La plasticità dei due tortuosi corpi che sembrano saldati unitamente, che modellano forme primitive, dei quali sentiamo il respiro e l’affanno, il ritmo interno che sprigiona eros, solitudine, violenza, tenerezza, ci riconduce nei diciassette folgoranti minuti all’innocenza originale di un eden sognato e perduto, marcando il primo grande amore della storia dell’umanità.

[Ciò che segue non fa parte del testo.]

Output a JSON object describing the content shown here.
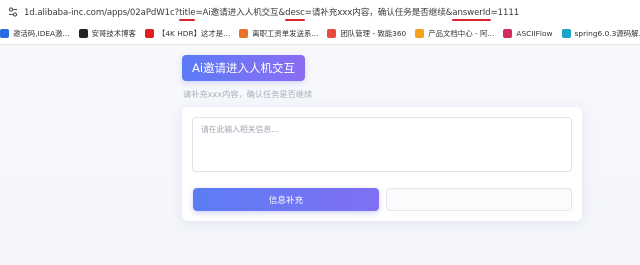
{
  "address_bar": {
    "url_parts": [
      {
        "text": "1d.alibaba-inc.com/apps/02aPdW1c?",
        "param": false
      },
      {
        "text": "title",
        "param": true
      },
      {
        "text": "=Ai邀请进入人机交互&",
        "param": false
      },
      {
        "text": "desc",
        "param": true
      },
      {
        "text": "=请补充xxx内容，确认任务是否继续&",
        "param": false
      },
      {
        "text": "answerId",
        "param": true
      },
      {
        "text": "=1111",
        "param": false
      }
    ]
  },
  "bookmarks": [
    {
      "label": "邀活码,IDEA激...",
      "color": "#2b6de0"
    },
    {
      "label": "安哥技术博客",
      "color": "#222222"
    },
    {
      "label": "【4K HDR】这才是...",
      "color": "#e02020"
    },
    {
      "label": "离职工资单发送系...",
      "color": "#e8742a"
    },
    {
      "label": "团队管理 - 致能360",
      "color": "#e64b3c"
    },
    {
      "label": "产品文档中心 - 阿...",
      "color": "#f2a51c"
    },
    {
      "label": "ASCIIFlow",
      "color": "#d12c5a"
    },
    {
      "label": "spring6.0.3源码解...",
      "color": "#1aa5c8"
    }
  ],
  "content": {
    "title": "Ai邀请进入人机交互",
    "description": "请补充xxx内容，确认任务是否继续",
    "input_placeholder": "请在此输入相关信息...",
    "primary_button": "信息补充",
    "secondary_button": ""
  },
  "colors": {
    "accent_start": "#5c7df4",
    "accent_end": "#8c6cf3",
    "url_underline": "#d9262c"
  }
}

Pastorale: la scrittura astratta di Michele Merola e le scenografie proteiformi
Nel parlare di natura, musicalmente, è immediato pensare alla Pastorale di Beethoven. La celebre Sinfonia per cinque movimenti, qui eseguita nella trascrizione per due pianoforti dai fratelli Guarino, è stata l’ispiratrice della nuova creazione di Michele Merola. «Più espressione del sentimento che pittura» ebbe a indicare Beethoven come sottotitolo precisando l’intenzione tematica della composizione. Non poteva non essere così anche per Merola il quale, rifuggendo un linguaggio descrittivo, si muove su un piano di scrittura astratta, realizzata con eleganza e minuziosa cura formale, e con sequenze evocative che sembrano suggerire immagini scaturite dalla musica.

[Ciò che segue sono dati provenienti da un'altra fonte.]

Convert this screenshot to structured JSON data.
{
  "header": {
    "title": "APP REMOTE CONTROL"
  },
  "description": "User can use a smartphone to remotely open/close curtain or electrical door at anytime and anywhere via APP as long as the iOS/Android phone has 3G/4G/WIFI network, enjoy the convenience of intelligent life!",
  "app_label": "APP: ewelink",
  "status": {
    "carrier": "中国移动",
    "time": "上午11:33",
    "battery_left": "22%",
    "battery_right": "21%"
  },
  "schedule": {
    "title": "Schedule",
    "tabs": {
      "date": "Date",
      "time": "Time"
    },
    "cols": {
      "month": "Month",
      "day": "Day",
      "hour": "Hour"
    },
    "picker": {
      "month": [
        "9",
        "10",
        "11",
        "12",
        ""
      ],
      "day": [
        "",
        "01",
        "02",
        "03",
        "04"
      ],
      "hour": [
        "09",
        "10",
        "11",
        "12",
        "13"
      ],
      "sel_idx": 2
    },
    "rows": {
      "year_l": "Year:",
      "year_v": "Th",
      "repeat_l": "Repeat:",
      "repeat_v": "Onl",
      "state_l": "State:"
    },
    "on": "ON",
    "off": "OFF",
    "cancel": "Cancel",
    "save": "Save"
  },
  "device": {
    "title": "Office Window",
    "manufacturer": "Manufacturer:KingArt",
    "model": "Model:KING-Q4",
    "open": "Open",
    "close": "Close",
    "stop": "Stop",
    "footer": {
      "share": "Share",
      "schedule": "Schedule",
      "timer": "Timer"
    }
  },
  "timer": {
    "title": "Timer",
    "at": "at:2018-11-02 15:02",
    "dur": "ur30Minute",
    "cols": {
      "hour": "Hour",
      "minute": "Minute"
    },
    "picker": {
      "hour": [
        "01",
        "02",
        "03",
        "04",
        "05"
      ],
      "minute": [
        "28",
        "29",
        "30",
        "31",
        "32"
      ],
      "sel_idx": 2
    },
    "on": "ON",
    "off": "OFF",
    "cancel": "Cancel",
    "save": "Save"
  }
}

Contenitore ed elemento drammaturgico è la suggestiva scenografia modellabile costituita da una grande fondale in tulle retato con appese delle sacche proteiformi. Chiaramente ispirata alle installazioni immersive e ancestrali dell’artista brasiliano Ernesto Neto – percorsi labirintici da attraversare con il corpo e con i sensi -, questa di Alice De Lorenzi fa pensare a un tendone accogliente come la madre-terra che invece raffigura. Fondale che è roccia, montagna, valle e prato, e quelle protuberanze pensili simili a semi interrati.
Modellando lo spazio vuoto, l’installazione scenografica arretrerà, si alzerà e abbasserà, inglobando ed espellendo i danzatori che ne faranno rifugio, campo che nutre, paesaggio ostile, pacifico e idilliaco – espresso anche con i costumi neri e dai colori terrosi, innesti di fiori sulla schiena di un danzatore o una corona da cervo coi rami in testa -, infine territorio di festa.

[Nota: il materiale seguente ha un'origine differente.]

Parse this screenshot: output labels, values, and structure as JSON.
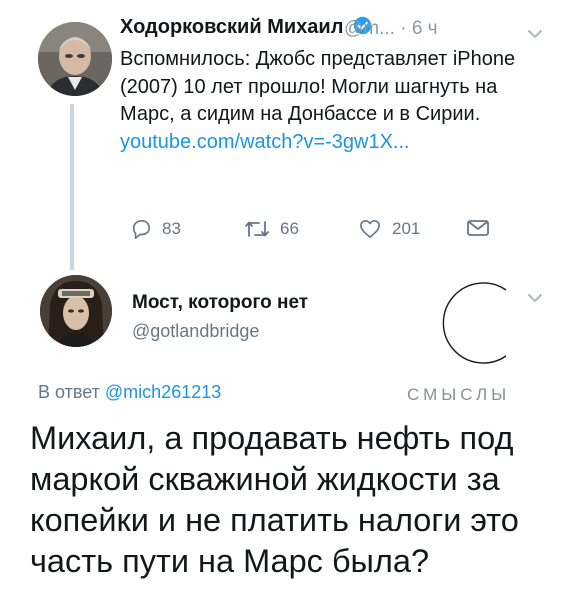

In questa collocazione d’ambiente la coreografia – qualche messa a punto alla drammaturgia dei movimenti arricchirebbe un certo andamento lineare a favore di una maggiore incisività – segue un andamento di flussi e riflussi: con scene corali spezzate e all’unisono, assoli, duetti e quartetti nel comporsi di slanci, di gesti morbidi, ampi, fluidi, rotti da linee nette e prese concitate, per giungere alla gioiosa sequenza finale dopo la tempesta, col gruppo illuminato in penombra, riunito all’interno della tenda, che alza lo sguardo in alto verso il Creatore.